Oil futures prompt contracts fell more than 1% on Friday, with all petroleum contracts registering weekly losses despite a surprise production cut of 1 million bpd unveiled by Saudi Arabia earlier this week and an extension of 3.6 million bpd curbs to OPEC+ cumulative output.

Manufacturing industries in China, the United States and the Western European Union accounting for a large chunk of global oil demand fell into a funk late last year and have shown few signs of shaking that malaise. 

Further adding to the bearish sentiment, news outlets have reported that the US and Iran may be nearing a temporary nuclear deal that could un-sanction Iran's oil exports, adding ample crude supplies to the global market when visible supply is still high.

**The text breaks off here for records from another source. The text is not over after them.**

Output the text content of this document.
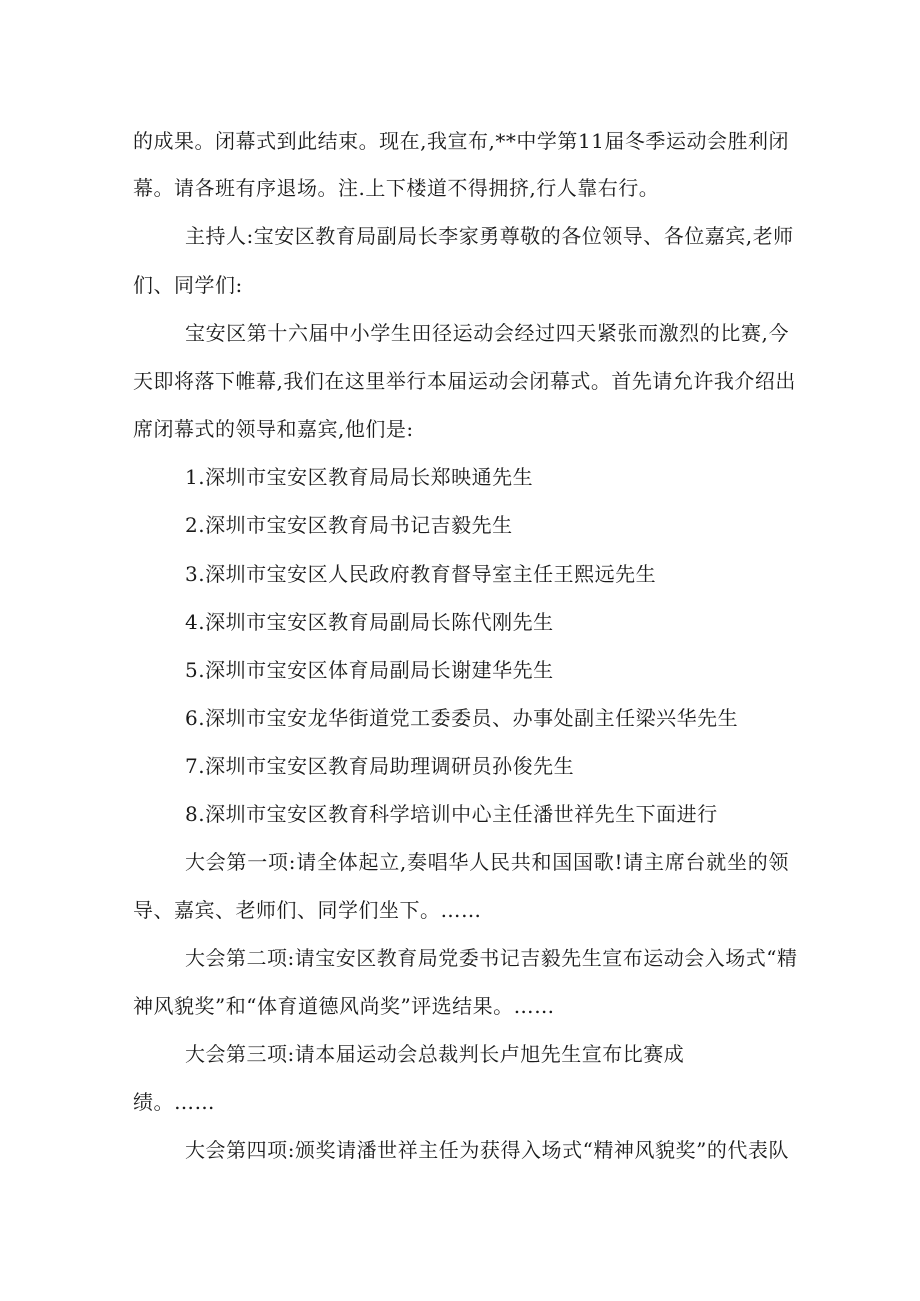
的成果。闭幕式到此结束。现在,我宣布,**中学第11届冬季运动会胜利闭
幕。请各班有序退场。注.上下楼道不得拥挤,行人靠右行。
主持人:宝安区教育局副局长李家勇尊敬的各位领导、各位嘉宾,老师
们、同学们:
宝安区第十六届中小学生田径运动会经过四天紧张而激烈的比赛,今
天即将落下帷幕,我们在这里举行本届运动会闭幕式。首先请允许我介绍出
席闭幕式的领导和嘉宾,他们是:
1.深圳市宝安区教育局局长郑映通先生
2.深圳市宝安区教育局书记吉毅先生
3.深圳市宝安区人民政府教育督导室主任王熙远先生
4.深圳市宝安区教育局副局长陈代刚先生
5.深圳市宝安区体育局副局长谢建华先生
6.深圳市宝安龙华街道党工委委员、办事处副主任梁兴华先生
7.深圳市宝安区教育局助理调研员孙俊先生
8.深圳市宝安区教育科学培训中心主任潘世祥先生下面进行
大会第一项:请全体起立,奏唱华人民共和国国歌!请主席台就坐的领
导、嘉宾、老师们、同学们坐下。……
大会第二项:请宝安区教育局党委书记吉毅先生宣布运动会入场式“精
神风貌奖”和“体育道德风尚奖”评选结果。……
大会第三项:请本届运动会总裁判长卢旭先生宣布比赛成
绩。……
大会第四项:颁奖请潘世祥主任为获得入场式“精神风貌奖”的代表队
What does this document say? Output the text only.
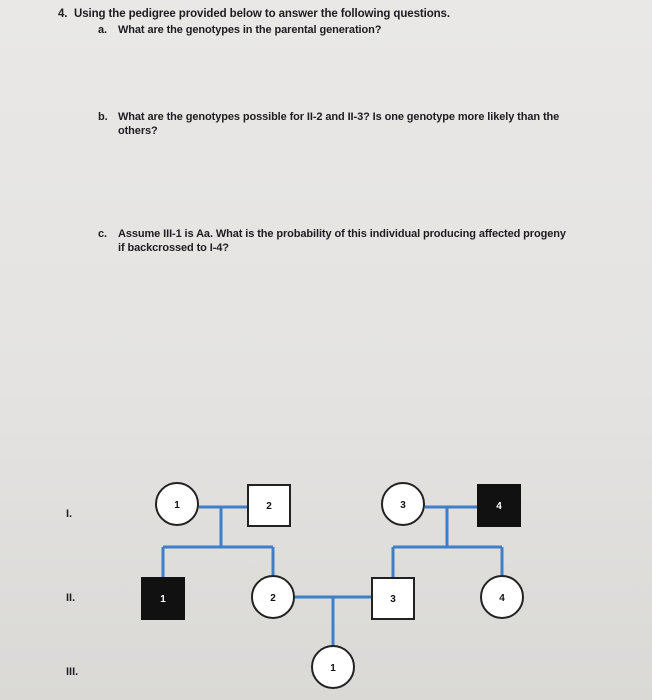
4. Using the pedigree provided below to answer the following questions.
a. What are the genotypes in the parental generation?
b. What are the genotypes possible for II-2 and II-3? Is one genotype more likely than the others?
c. Assume III-1 is Aa. What is the probability of this individual producing affected progeny if backcrossed to I-4?
I.
II.
III.
1	2	3	4
1	2	3	4
1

Iran could quickly restore about 1 million bpd of crude oil production and return to " full capacity" of about 3.7 million bpd by next year.

The fundamentals for an eventual turnaround in crude oil prices remain intact: declining supply, rising demand and relatively low global inventories. However, one cannot ignore the possibility that prices may continue to fold until it's clear that the OECD economies can avoid a hard landing and, in tandem, that China's post-pandemic recovery starts to fill the 2 million bpd demand gap that is needed to pull Brent Oil out of its current downswing.

Conversely, what's become increasingly apparent is that last year's price boom, when Russia's invasion of Ukraine caused the biggest price shock in 50 years, was likely a temporary phenomenon. With OPEC+ now forced to scale back production rapidly, Russia's supply still shy high, it feels like a bit of a mug's game unfolding in the oil complex.

Perhaps the more significant long-term issue for oil market participants revolves around 'peak oil demand' as more countries inevitably fast-forward the electrification process.